In the middle of the uncertainty that changes bring, it is common to face feelings of fear and anxiety. But our students are not left without resources, for the gospel meets us in every single facet of our lives. We have an unchanging God who is with us. He is not only with us, but He is unmatched in his sympathy toward us.

Hebrews 4:15-16 says: “For we do not have a high priest who is unable to sympathize with our weaknesses, but one who in every respect has been tempted as we are, yet without sin. Let us then with confidence draw near to the throne of grace, that we may receive mercy and find grace to help in time of need.”

In his exposition of Hebrews, John Owen says that Christ is “inwardly moved during our sufferings and trials with a sense and fellow-feeling of them.” What better hope do we have than this? The God of the universe, the creator, upholder, and sustainer of all things, has a heart that is moved in his people’s sufferings! He is with us in our sufferings. We could ask for no better support.

The two main encouragements I would want to give to my students facing the many anxieties of life are to draw near, and to practice the art of lament.  

Draw Near to the Throne of Grace:

It’s easy for us to forget that Jesus was once a teenager. Jesus walked this earth as a full human being. He is not merely a picture or shadow of a person, but a true, flesh and blood human, while at the same time fully God. Not only that, but he is seated at the right hand of the Father right now, as a human being. He fully understands the human condition.

When I am met with a certain trial or pain in life, I know how easily I gravitate toward the people who have been through the same things and can intimately understand what I am going through. We all know how deeply comforting it can feel to talk to someone who just gets it. But the truth is, there is no one who “gets it” better than Jesus. He is the safest refuge for us to run to.

What does this passage in Hebrews say we do with the knowledge that Christ is not unable to sympathize with our weaknesses? The author tells us to “let us then with confidence draw near.” Knowing that Christ understands our pain isn’t just head knowledge that we are meant to soak up and do nothing with. Knowing that Christ understands should move us to run to his very own heart.

Our students are invited to draw near to the throne through Christ – not when their anxieties are over, but in the midst of the worst of them.
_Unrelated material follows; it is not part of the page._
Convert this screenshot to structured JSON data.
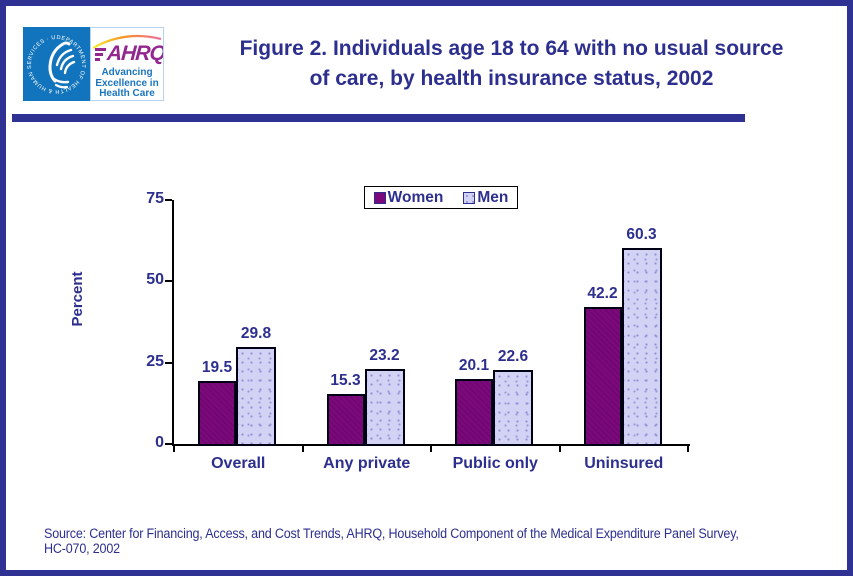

And as we draw near, we can be honest with Him.

Practice the Art of Lament:

I have always been drawn to the Psalms. There is something so comforting and refreshing about the raw honesty in the language that David and the other psalmists use as they communicate their deepest feelings to God. Just look at Psalm 88 and all of the deep emotions it encompasses. The psalmist uses language like, “my soul is full of troubles” (v. 3), “I am helpless” (v. 15), and “darkness has become my only companion” (v. 18). This type of language is in the Bible as a comfort and reminder to us. We are invited to approach God in this manner: honestly. Reverently, of course, and at the same time, honestly. As Paul David Tripp once said, “The gospel is bloody, brutal, raw, and the blood and guts of that are on every page of Scripture. That is it’s hope.”

Our students’ hope isn’t found in telling them to just put on a smile and pretend like they don’t feel what they feel. Their hope is found in taking these raw, messy, painful feelings to the only One who can fully understand, fully sympathize, and fully heal them.

After all, we have a God who suffers. Who is safer to take our struggles to than the One who suffered for us? I pray the words of Psalm 42:5-6 over all of our students facing anxieties: “Why are you cast down, O my soul, and why are you in turmoil within me? Hope in God; for I shall again praise him, my salvation and my God.”